吃得高兴,胡氏还去灶房角落搬了一坛自家酿的果酒出来。

酒是秋天泡下的,用的山里的野果子,加了一点冰糖和米酒,封在坛子里三个月了,这会儿打开,一股清甜的果香伴着酒气散开,不烈,带着微微的甜和一点酸。

大人小孩都能来上两口,周贤武端了一碗,抿了一口,咂了咂嘴,又喝了一大口,脸上的表情像是发现了什么好东西。

大家一边撸串一边喝酒,你一句我一句地聊着,火光映着每个人的脸,有的喝得脸颊微红,有人烤串时辣得吸溜,有人笑着举起碗说“再来一口”。

吃吃说说笑笑,热闹了大半个时辰,这才慢慢收了尾。

天色已深,加上喝了点酒,大家也就没多待,纷纷站起来,拿起外套,三三两两地往门口走。
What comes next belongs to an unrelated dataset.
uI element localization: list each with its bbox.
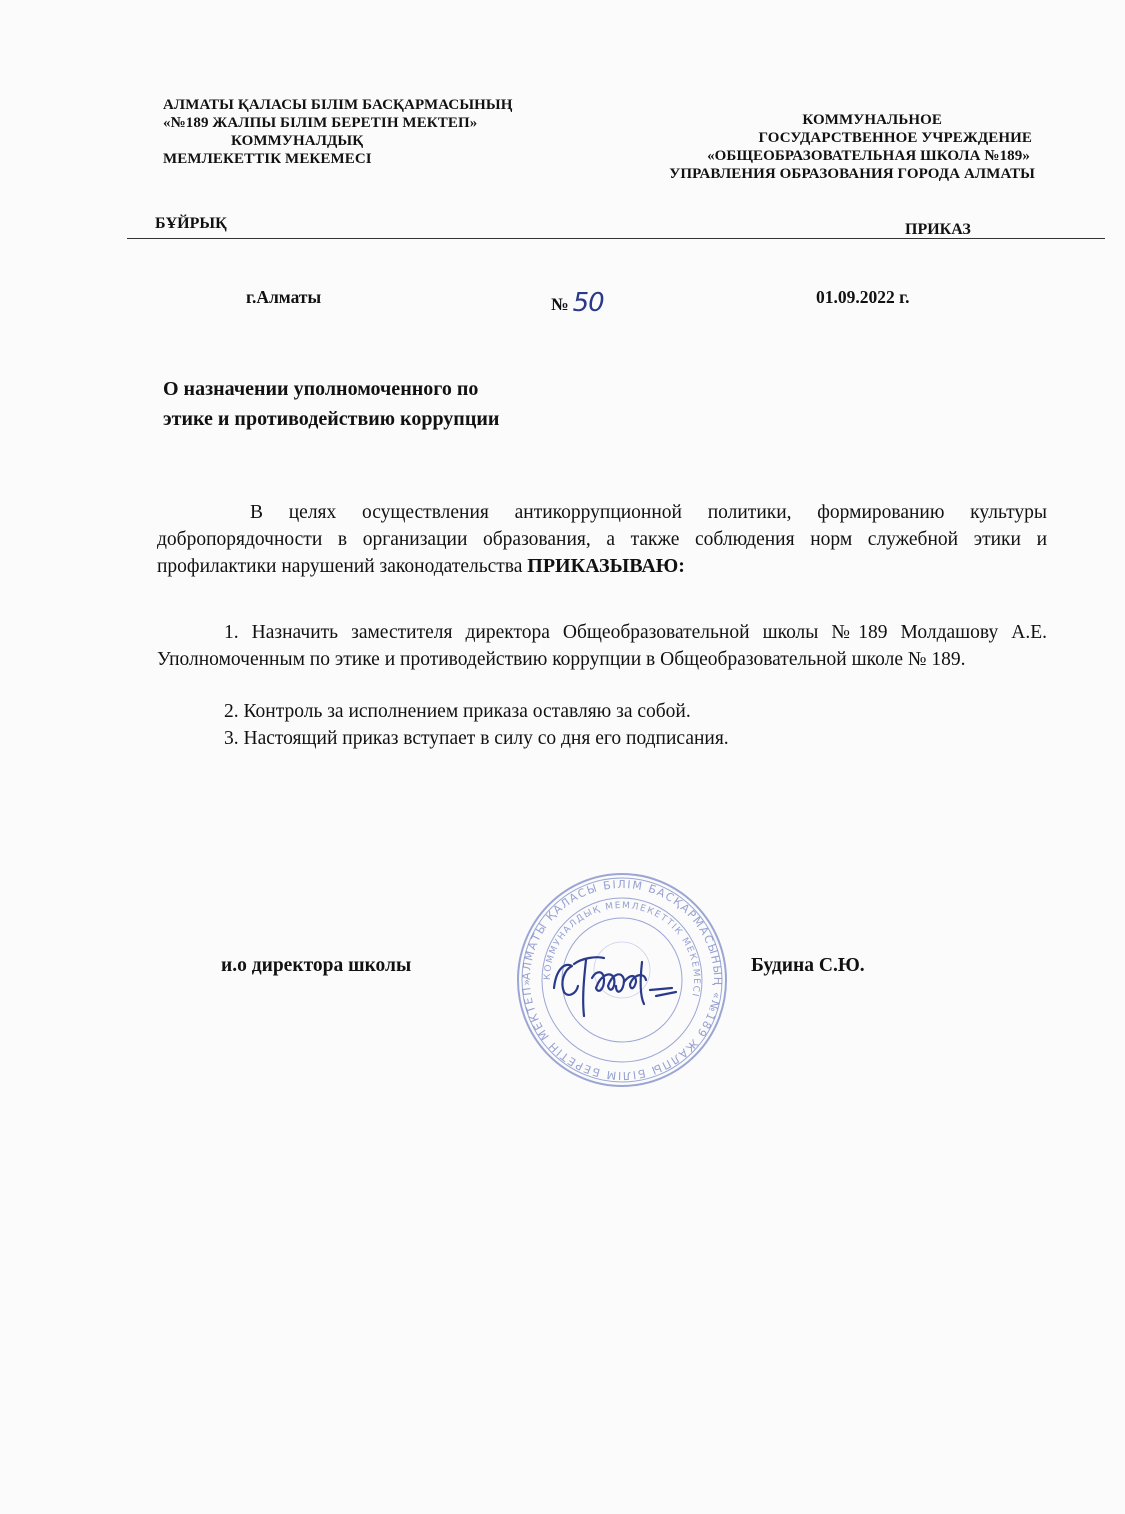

周漾端了个盆出来,里面装着刚烤好的烤串,每样都留了一些,有五花肉、洋芋片、馒头片、几块烤豆腐,搁在盆里冒着余温。

她递到周贤武手里,“阿武,把这个带上,回去给阿爷阿奶尝尝,馒头片还脆着,你走快点,别凉了。”

周贤武接过来,把盆稳稳地端住,又用外套下摆兜了兜,说:“大娘,盆明天给你送来。”

胡氏正在门口送人,听见这话头也没回,摆了摆手:“放着得了,不碍事。”

人走完了,院子一下子安静下来。

灶房里的火塘还留着余烬,红彤彤的,胡氏提着一捆柴进了灶房,周清在门口扫地,周漾把铁架从火塘上取下来,搁在一边等着凉。

一家人开始收拾残局,锅碗瓢盆归拢到盆里,竹签拢成一捆丢进灶膛,擦桌子,扫地,各忙各的。